• bir şarkı.. laura marling adında bir tıfıl söylemekte.. güzel gibi geldi..

    i woke up and he was screaming.
    i'd left him dreaming.
    i'll roll over and shake him tightly,
    and whisper "if they want you, well they're gonna have to fight me,"
    oh, fight me

    i woke up on a bench on shepherds bush green
    oh, a candle at my chest, and a head on his knee.
    i got up it was dark there's no-one in the park at this hour,
    how do i keep finding myself here?
    oh, fight me.

    if i look back and he is screaming
    i'd left him dreaming, a dangerous feeling,
    and i'll roll back and shake him tightly,
    and scream "if they want him, oh they're gonna have to fight me!"
    oh, fight me

    but if i wake up on a bench on shepherds bush green
    oh a candle at my chest and a hand on his knee
    i'll roll over and hold him tightly
    and scream "if you want him oh your gonna have to fight me"
    oh fight me

    don't fight me
  • her dinlediğimde beni başka diyarlara alıp götürmeyi başaran su gibi şarkı.
    hala güzel, hala taze. müthiş melodi.

    kendi kabuslarından dahi korumak istediğiniz adama ithaf edilesi.
    kabuslarla boğuşmaya başlandığında ise kurtuluş vadetmiyor malesef. o zamanlar için yine laura bacımızdan gelsin (bkz: old stone)
  • (bkz: karabasan)
  • gece çığlıklarla uyandıran bir hastalık.

    (bkz: gece terörü)
  • 21 aralık olmadan önce kendisini dinleyebilmiş olduğum için mutlu olduğum şarkı.
    nedense şu saatlerde milyonlarca insanın ölmeden önce son bir kez, belki de ilk kez sevişmiş olayım diye sevişiyor olabileceğini aklıma getiren şarkı.
    sevişmiş olmak isteyip de yaptıkları tek şeyin ileri-geri, gel-git, gir-çık hareketi olabileceğini de düşündürdü.

    ben, ben de isterdim. geli giti olsun olmasın çok da gerekli değil, ama sevişmek isterdim.

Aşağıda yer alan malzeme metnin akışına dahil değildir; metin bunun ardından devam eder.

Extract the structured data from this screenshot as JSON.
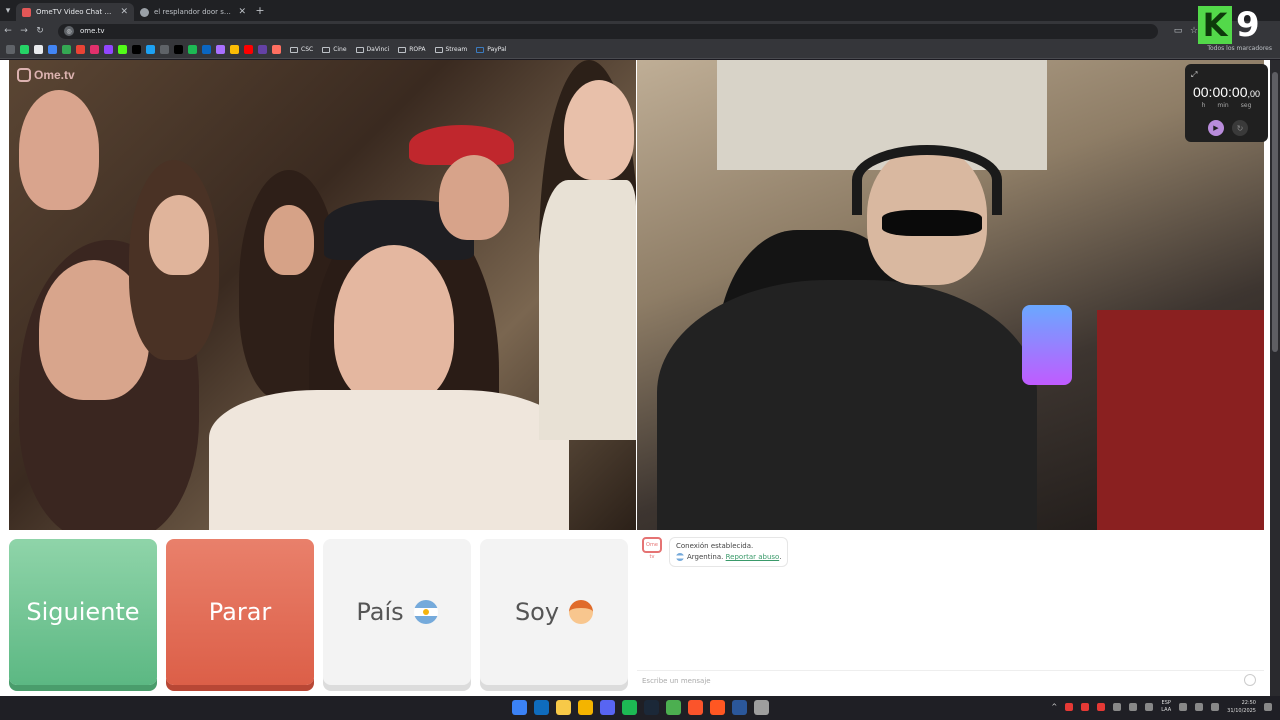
{
  "browser": {
    "tabs": [
      {
        "title": "OmeTV Video Chat — Ome",
        "active": true,
        "favicon_color": "#e35757"
      },
      {
        "title": "el resplandor door scene - Bus",
        "active": false,
        "favicon_color": "#9aa0a6"
      }
    ],
    "new_tab": "+",
    "url": "ome.tv",
    "bookmark_folders": [
      "CSC",
      "Cine",
      "DaVinci",
      "ROPA",
      "Stream",
      "PayPal"
    ],
    "all_bookmarks": "Todos los marcadores",
    "bookmark_icon_colors": [
      "#25d366",
      "#e8eaed",
      "#4285f4",
      "#34a853",
      "#ea4335",
      "#e1306c",
      "#9146ff",
      "#53fc18",
      "#000000",
      "#1da1f2",
      "#5f6368",
      "#000000",
      "#1db954",
      "#0a66c2",
      "#a970ff",
      "#fbbc04",
      "#ff0000",
      "#6441a5",
      "#ff6f61"
    ]
  },
  "overlay_logo": {
    "k": "K",
    "n": "9"
  },
  "ome_logo": "Ome.tv",
  "timer": {
    "value": "00:00:00",
    "fraction": ",00",
    "units": [
      "h",
      "min",
      "seg"
    ]
  },
  "buttons": {
    "next": "Siguiente",
    "stop": "Parar",
    "country": "País",
    "gender": "Soy"
  },
  "chat": {
    "avatar": "Ome tv",
    "message_line1": "Conexión establecida.",
    "country": "Argentina.",
    "report_link": "Reportar abuso",
    "input_placeholder": "Escribe un mensaje"
  },
  "taskbar": {
    "lang": "ESP",
    "lang2": "LAA",
    "time": "22:50",
    "date": "31/10/2025",
    "app_colors": [
      "#3b82f6",
      "#0f6cbd",
      "#f7c948",
      "#f4b400",
      "#5865f2",
      "#1db954",
      "#1b2838",
      "#4caf50",
      "#fb542b",
      "#ff5722",
      "#2b579a",
      "#9e9e9e"
    ]
  }
}
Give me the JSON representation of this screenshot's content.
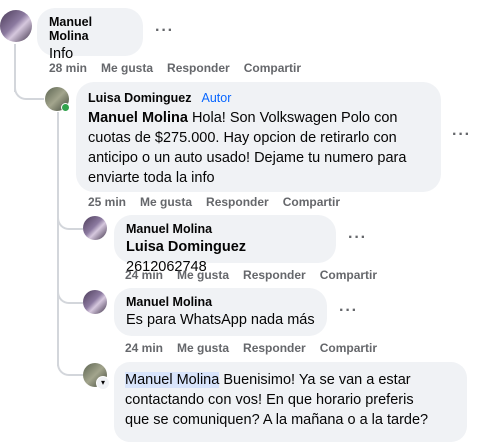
{
  "comments": [
    {
      "author": "Manuel Molina",
      "text": "Info",
      "time": "28 min",
      "like": "Me gusta",
      "reply": "Responder",
      "share": "Compartir"
    },
    {
      "author": "Luisa Dominguez",
      "badge": "Autor",
      "mention": "Manuel Molina",
      "text": "Hola! Son Volkswagen Polo con cuotas de $275.000. Hay opcion de retirarlo con anticipo o un auto usado! Dejame tu numero para enviarte toda la info",
      "line1": "Hola! Son Volkswagen Polo con",
      "line2": "cuotas de $275.000. Hay opcion de retirarlo con",
      "line3": "anticipo o un auto usado! Dejame tu numero para",
      "line4": "enviarte toda la info",
      "time": "25 min",
      "like": "Me gusta",
      "reply": "Responder",
      "share": "Compartir"
    },
    {
      "author": "Manuel Molina",
      "mention": "Luisa Dominguez",
      "text": "2612062748",
      "time": "24 min",
      "like": "Me gusta",
      "reply": "Responder",
      "share": "Compartir"
    },
    {
      "author": "Manuel Molina",
      "text": "Es para WhatsApp nada más",
      "time": "24 min",
      "like": "Me gusta",
      "reply": "Responder",
      "share": "Compartir"
    },
    {
      "mention": "Manuel Molina",
      "line1": "Buenisimo! Ya se van a estar",
      "line2": "contactando con vos! En que horario preferis",
      "line3": "que se comuniquen? A la mañana o a la tarde?"
    }
  ],
  "more_icon": "more-horizontal-icon",
  "colors": {
    "badge": "#0866ff",
    "online": "#31a24c",
    "highlight_bubble": "#e7f0fd"
  }
}
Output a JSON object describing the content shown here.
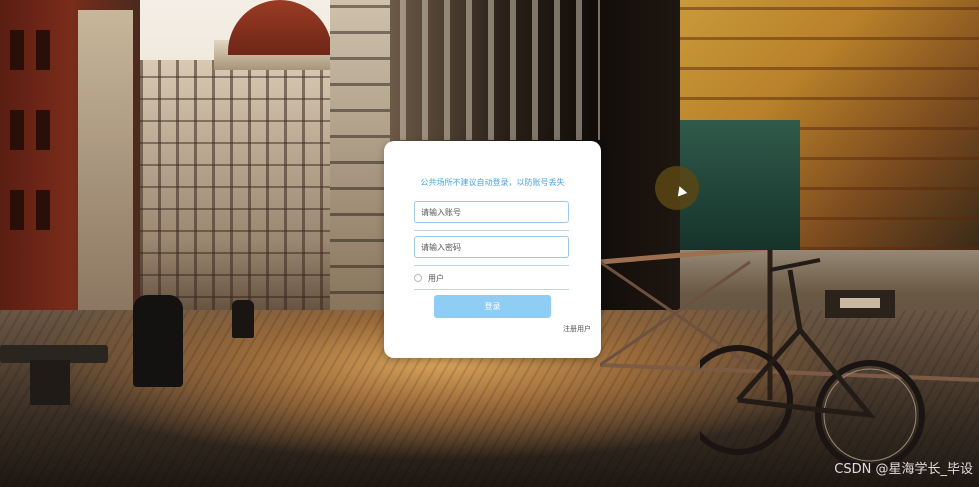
{
  "login": {
    "tip": "公共场所不建议自动登录，以防账号丢失",
    "username_placeholder": "请输入账号",
    "password_placeholder": "请输入密码",
    "role_option": "用户",
    "login_button": "登录",
    "register_link": "注册用户"
  },
  "watermark": "CSDN @星海学长_毕设",
  "colors": {
    "accent": "#4aa3df",
    "button_bg": "#8fcdf5",
    "field_border": "#9cc9ea",
    "card_bg": "#ffffff"
  }
}
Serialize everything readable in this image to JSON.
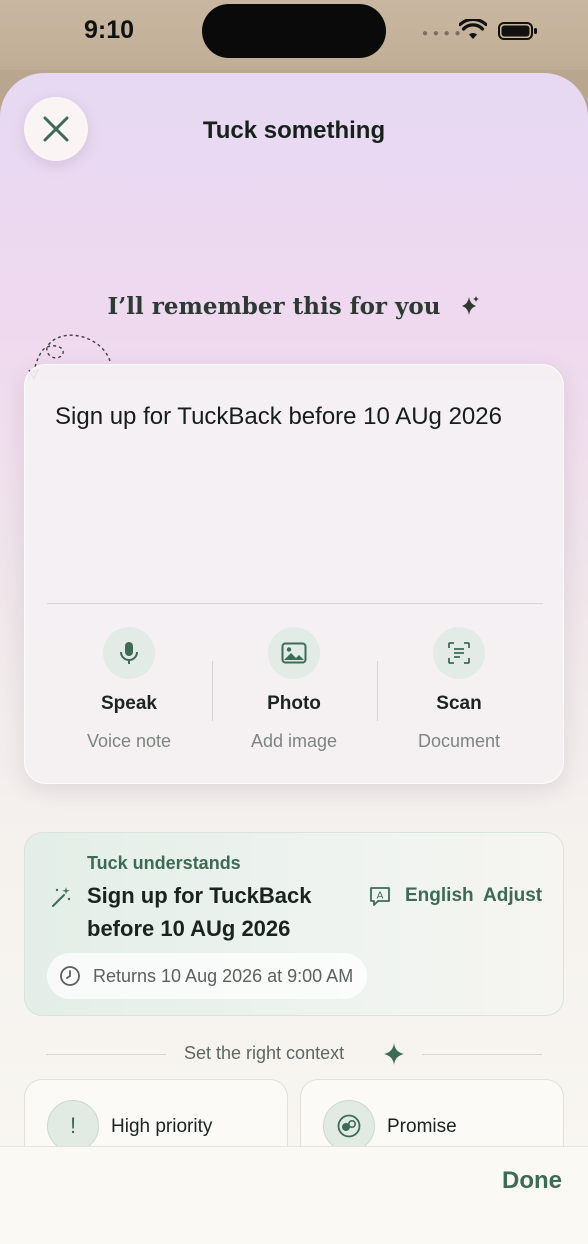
{
  "status_bar": {
    "time": "9:10"
  },
  "sheet": {
    "title": "Tuck something",
    "tagline": "I’ll remember this for you"
  },
  "input": {
    "text": "Sign up for TuckBack before 10 AUg 2026"
  },
  "actions": [
    {
      "title": "Speak",
      "subtitle": "Voice note",
      "icon": "microphone-icon"
    },
    {
      "title": "Photo",
      "subtitle": "Add image",
      "icon": "image-icon"
    },
    {
      "title": "Scan",
      "subtitle": "Document",
      "icon": "scan-icon"
    }
  ],
  "understands": {
    "label": "Tuck understands",
    "text": "Sign up for TuckBack before 10 AUg 2026",
    "language": "English",
    "adjust": "Adjust",
    "returns": "Returns 10 Aug 2026 at 9:00 AM"
  },
  "context": {
    "label": "Set the right context",
    "chips": [
      {
        "label": "High priority",
        "icon": "exclamation-icon"
      },
      {
        "label": "Promise",
        "icon": "promise-icon"
      }
    ]
  },
  "footer": {
    "done": "Done"
  },
  "colors": {
    "accent": "#3e6b56",
    "sheet_top": "#e7d9f3",
    "sheet_bottom": "#f8f6f1"
  }
}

    öyle bir şarkı. sanırım bana sevmeyi hatırlattı, özletti.
  • laura marling'in sonunu ıslıkla da getirebildiği şarkı.
  • bryan mitchell adında bir developer'ın geliştirdiği virtual reallity bazlı mobil oyun. telefonunuzun kamerasıyla gece evde gezerek hayaletlerin peşinde koşuyorsunuz. ve evet ilginç olan kısım tam olarak da bu. kendi evinizde geçiyor tüm hikaye. geliştirdikleri yazılım evdeki kapı, hol, giriş ve salon gibi kavramları tanıyarak oyun grafiklerini içine yerleştiriyor. yani evde telefonunuzla gezerken bir anda tuvaletinizde bir hayalet görebilirsiniz.

    hikayede başka bir evrende yani öbür dünyada işkence gören bir küçük kızı kurtarmaya çalışıyorsunuz. oyun sadece hava karardığında oynanabiliyor.

    https://www.youtube.com/watch?t=72&v=zqsyr4qx-gu

    oyun şu an indiegogo'da bağış topluyor. yardım etmek isterseniz linki de bu.

    https://www.indiegogo.com/…-reality-survival-horror
  • ekşi sözlük tarihinin en underrated şarkısı.

    https://youtu.be/rsikbh9p9zi
  • uyandım, ve o çığlık atıyordu
  • (bkz: jeff gunhus) ilk kitabı (bkz: night chill) kadar iyi olmasa da güzel kitapdı. ilk kitapdan daha tempoluydu, ama ilk kitabin hikayesi daha başarılıydı bence.

    yalnız ilk on sayfa yutkunarak okuyorsunuz. bu kitapda yazar vahşet seviyesini baya arttırmış. kitabı açıp ilk sayfaları okudum ve kapattım. okumaya sonraki gün devam edebildim. çocuklar üzerinden dönen vahşet insanı çok etkiliyor. bunları göze alıp okursanız kitap çok akıcı.